Жюльен ужинал с большим аппетитом, а подруга его подшучивала над простотой угощения — ей было страшно позволить себе перейти на серьёзный тон, — как вдруг кто-то с силой рванул дверь. Это был г-н де Реналь.
— Что вы там заперлись? — кричал он ей.
Жюльен едва успел спрятаться под диван.
— Как так? Вы совсем одеты! — сказал г-н де Реналь, входя. — Вы ужинаете и заперлись на ключ!
В обычный день этот вопрос, заданный со всей супружеской резкостью, привёл бы в замешательство г-жу де Реналь, но сейчас она знала, что стоит мужу только чуть-чуть нагнуться — и он увидит Жюльена, ибо г-н де Реналь уселся как раз на тот стул, на котором только что сидел Жюльен, прямо напротив дивана.
Мигрень послужила оправданием всему. Тогда он начал пространно рассказывать ей, каким образом ему удалось выиграть партию на бильярде в Казино, — «да, партию в девятнадцать франков, представь себе!» — говорил он, и вдруг она заметила на стуле, в трёх шагах от них, шляпу Жюльена. Она словно обрела ещё больше хладнокровия: спокойно начала раздеваться и, улучив момент, быстро прошла позади мужа и кинула своё платье на стул со шляпой.
Наконец г-н де Реналь удалился. Она попросила Жюльена ещё раз рассказать ей, как он жил в семинарии.
— Вчера я тебя не слушала: ты говорил, а я только и думала, как бы мне собраться с духом и прогнать тебя.
Сегодня ей даже и в голову не приходило остерегаться. Они говорили очень громко, и было, наверно, уже часа два ночи, как вдруг их прервал неистовый стук в дверь. Это опять был г-н де Реналь.
— Откройте сейчас же! К нам забрались воры! — кричал он. — Сен-Жан нынче утром нашёл их лестницу.
— Вот и конец всему! — воскликнула г-жа де Реналь, бросаясь в объятия Жюльена. — Он убьёт нас обоих, он не верит в воров. А я умру в твоих объятиях, и умру такая счастливая, какой никогда не была в жизни.

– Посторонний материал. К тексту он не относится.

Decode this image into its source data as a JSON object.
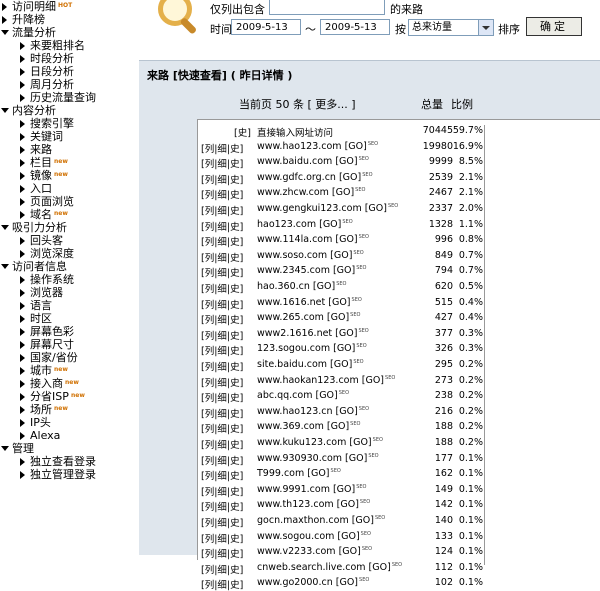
{
  "sidebar": {
    "items": [
      {
        "label": "访问明细",
        "level": 0,
        "badge": "HOT"
      },
      {
        "label": "升降榜",
        "level": 0
      },
      {
        "label": "流量分析",
        "level": 0,
        "open": true
      },
      {
        "label": "来要粗排名",
        "level": 1
      },
      {
        "label": "时段分析",
        "level": 1
      },
      {
        "label": "日段分析",
        "level": 1
      },
      {
        "label": "周月分析",
        "level": 1
      },
      {
        "label": "历史流量查询",
        "level": 1
      },
      {
        "label": "内容分析",
        "level": 0,
        "open": true
      },
      {
        "label": "搜索引擎",
        "level": 1
      },
      {
        "label": "关键词",
        "level": 1
      },
      {
        "label": "来路",
        "level": 1
      },
      {
        "label": "栏目",
        "level": 1,
        "badge": "new"
      },
      {
        "label": "镜像",
        "level": 1,
        "badge": "new"
      },
      {
        "label": "入口",
        "level": 1
      },
      {
        "label": "页面浏览",
        "level": 1
      },
      {
        "label": "域名",
        "level": 1,
        "badge": "new"
      },
      {
        "label": "吸引力分析",
        "level": 0,
        "open": true
      },
      {
        "label": "回头客",
        "level": 1
      },
      {
        "label": "浏览深度",
        "level": 1
      },
      {
        "label": "访问者信息",
        "level": 0,
        "open": true
      },
      {
        "label": "操作系统",
        "level": 1
      },
      {
        "label": "浏览器",
        "level": 1
      },
      {
        "label": "语言",
        "level": 1
      },
      {
        "label": "时区",
        "level": 1
      },
      {
        "label": "屏幕色彩",
        "level": 1
      },
      {
        "label": "屏幕尺寸",
        "level": 1
      },
      {
        "label": "国家/省份",
        "level": 1
      },
      {
        "label": "城市",
        "level": 1,
        "badge": "new"
      },
      {
        "label": "接入商",
        "level": 1,
        "badge": "new"
      },
      {
        "label": "分省ISP",
        "level": 1,
        "badge": "new"
      },
      {
        "label": "场所",
        "level": 1,
        "badge": "new"
      },
      {
        "label": "IP头",
        "level": 1
      },
      {
        "label": "Alexa",
        "level": 1
      },
      {
        "label": "管理",
        "level": 0,
        "open": true
      },
      {
        "label": "独立查看登录",
        "level": 1
      },
      {
        "label": "独立管理登录",
        "level": 1
      }
    ]
  },
  "search": {
    "filter_label": "仅列出包含",
    "filter_value": "",
    "filter_suffix": "的来路",
    "time_label": "时间",
    "date_from": "2009-5-13",
    "tilde": "～",
    "date_to": "2009-5-13",
    "by_label": "按",
    "sort_select": "总来访量",
    "order_label": "排序",
    "confirm_label": "确定"
  },
  "main": {
    "title": "来路 [快速查看] ( 昨日详情 )",
    "page_info": "当前页 50 条 [ 更多... ]",
    "col_total": "总量",
    "col_ratio": "比例"
  },
  "rows": [
    {
      "tags": "[史]",
      "source": "直接输入网址访问",
      "count": "70445",
      "pct": "59.7%",
      "frac": 0.597,
      "direct": true
    },
    {
      "tags": "[列|细|史]",
      "source": "www.hao123.com [GO]",
      "count": "19980",
      "pct": "16.9%",
      "frac": 0.169,
      "sup": "SEO"
    },
    {
      "tags": "[列|细|史]",
      "source": "www.baidu.com [GO]",
      "count": "9999",
      "pct": "8.5%",
      "frac": 0.085,
      "sup": "SEO"
    },
    {
      "tags": "[列|细|史]",
      "source": "www.gdfc.org.cn [GO]",
      "count": "2539",
      "pct": "2.1%",
      "frac": 0.021,
      "sup": "SEO"
    },
    {
      "tags": "[列|细|史]",
      "source": "www.zhcw.com [GO]",
      "count": "2467",
      "pct": "2.1%",
      "frac": 0.021,
      "sup": "SEO"
    },
    {
      "tags": "[列|细|史]",
      "source": "www.gengkui123.com [GO]",
      "count": "2337",
      "pct": "2.0%",
      "frac": 0.02,
      "sup": "SEO"
    },
    {
      "tags": "[列|细|史]",
      "source": "hao123.com [GO]",
      "count": "1328",
      "pct": "1.1%",
      "frac": 0.011,
      "sup": "SEO"
    },
    {
      "tags": "[列|细|史]",
      "source": "www.114la.com [GO]",
      "count": "996",
      "pct": "0.8%",
      "frac": 0.008,
      "sup": "SEO"
    },
    {
      "tags": "[列|细|史]",
      "source": "www.soso.com [GO]",
      "count": "849",
      "pct": "0.7%",
      "frac": 0.007,
      "sup": "SEO"
    },
    {
      "tags": "[列|细|史]",
      "source": "www.2345.com [GO]",
      "count": "794",
      "pct": "0.7%",
      "frac": 0.007,
      "sup": "SEO"
    },
    {
      "tags": "[列|细|史]",
      "source": "hao.360.cn [GO]",
      "count": "620",
      "pct": "0.5%",
      "frac": 0.005,
      "sup": "SEO"
    },
    {
      "tags": "[列|细|史]",
      "source": "www.1616.net [GO]",
      "count": "515",
      "pct": "0.4%",
      "frac": 0.004,
      "sup": "SEO"
    },
    {
      "tags": "[列|细|史]",
      "source": "www.265.com [GO]",
      "count": "427",
      "pct": "0.4%",
      "frac": 0.004,
      "sup": "SEO"
    },
    {
      "tags": "[列|细|史]",
      "source": "www2.1616.net [GO]",
      "count": "377",
      "pct": "0.3%",
      "frac": 0.003,
      "sup": "SEO"
    },
    {
      "tags": "[列|细|史]",
      "source": "123.sogou.com [GO]",
      "count": "326",
      "pct": "0.3%",
      "frac": 0.003,
      "sup": "SEO"
    },
    {
      "tags": "[列|细|史]",
      "source": "site.baidu.com [GO]",
      "count": "295",
      "pct": "0.2%",
      "frac": 0.002,
      "sup": "SEO"
    },
    {
      "tags": "[列|细|史]",
      "source": "www.haokan123.com [GO]",
      "count": "273",
      "pct": "0.2%",
      "frac": 0.002,
      "sup": "SEO"
    },
    {
      "tags": "[列|细|史]",
      "source": "abc.qq.com [GO]",
      "count": "238",
      "pct": "0.2%",
      "frac": 0.002,
      "sup": "SEO"
    },
    {
      "tags": "[列|细|史]",
      "source": "www.hao123.cn [GO]",
      "count": "216",
      "pct": "0.2%",
      "frac": 0.002,
      "sup": "SEO"
    },
    {
      "tags": "[列|细|史]",
      "source": "www.369.com [GO]",
      "count": "188",
      "pct": "0.2%",
      "frac": 0.002,
      "sup": "SEO"
    },
    {
      "tags": "[列|细|史]",
      "source": "www.kuku123.com [GO]",
      "count": "188",
      "pct": "0.2%",
      "frac": 0.002,
      "sup": "SEO"
    },
    {
      "tags": "[列|细|史]",
      "source": "www.930930.com [GO]",
      "count": "177",
      "pct": "0.1%",
      "frac": 0.001,
      "sup": "SEO"
    },
    {
      "tags": "[列|细|史]",
      "source": "T999.com [GO]",
      "count": "162",
      "pct": "0.1%",
      "frac": 0.001,
      "sup": "SEO"
    },
    {
      "tags": "[列|细|史]",
      "source": "www.9991.com [GO]",
      "count": "149",
      "pct": "0.1%",
      "frac": 0.001,
      "sup": "SEO"
    },
    {
      "tags": "[列|细|史]",
      "source": "www.th123.com [GO]",
      "count": "142",
      "pct": "0.1%",
      "frac": 0.001,
      "sup": "SEO"
    },
    {
      "tags": "[列|细|史]",
      "source": "gocn.maxthon.com [GO]",
      "count": "140",
      "pct": "0.1%",
      "frac": 0.001,
      "sup": "SEO"
    },
    {
      "tags": "[列|细|史]",
      "source": "www.sogou.com [GO]",
      "count": "133",
      "pct": "0.1%",
      "frac": 0.001,
      "sup": "SEO"
    },
    {
      "tags": "[列|细|史]",
      "source": "www.v2233.com [GO]",
      "count": "124",
      "pct": "0.1%",
      "frac": 0.001,
      "sup": "SEO"
    },
    {
      "tags": "[列|细|史]",
      "source": "cnweb.search.live.com [GO]",
      "count": "112",
      "pct": "0.1%",
      "frac": 0.001,
      "sup": "SEO"
    },
    {
      "tags": "[列|细|史]",
      "source": "www.go2000.cn [GO]",
      "count": "102",
      "pct": "0.1%",
      "frac": 0.001,
      "sup": "SEO"
    }
  ],
  "colors": {
    "bar": "#1e3d78",
    "badge": "#d07000",
    "panel": "#dfe6ed"
  },
  "icons": {
    "search": "magnifier-icon",
    "expand": "triangle-icon"
  }
}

Она ни слова не отвечала мужу, который бушевал за дверью, и страстно целовала Жюльена.
— Спаси мать Станислава, — сказал он ей, приказывая взглядом. — Я прыгну во двор из окна уборной и убегу через сад; собаки меня узнали. Сверни в узел мою одежду и брось в сад, как только будет возможно. А пока пускай ломает дверь. Главное, никаких признаний: запрещаю тебе это. Пусть уж лучше подозревает, лишь бы не знал наверно.
— Ты разобьёшься насмерть! — вот всё, что она сказала; больше она ни о чём не тревожилась.
Она подошла вместе с ним к окну уборной, потом не спеша спрятала его одежду. И только после этого она наконец отворила мужу, который прямо кипел от ярости. Он осмотрел комнату, затем уборную и, не сказав ни слова, ушёл. Одежда Жюльена полетела из окна; он поймал её и стремглав бросился бежать к нижней террасе сада в сторону Ду.
Вдруг около его уха просвистела пуля, и тотчас же позади загремел ружейный выстрел.
«Это не господин де Реналь, — подумал Жюльен. — Он слишком плохо стреляет». Собаки бежали рядом с ним, не лая. Вторая пуля, видимо, перебила лапу одной из собак, потому что она жалобно завизжала. Жюльен перескочил через ограду, пробежал вдоль неё шагов пятьдесят и бросился бежать в противоположном направлении. Он услышал перекликавшиеся голоса и ясно разглядел своего врага — лакея, который стрелял из ружья; какой-то крестьянин по ту сторону сада тоже принялся стрелять, но в это время Жюльен уже стоял на берегу Ду и одевался.
Через час он был уже на расстоянии лье от Верьера, на дороге в Женеву. «Если у них действительно есть подозрения, — думал Жюльен, — они бросятся ловить меня по дороге в Париж».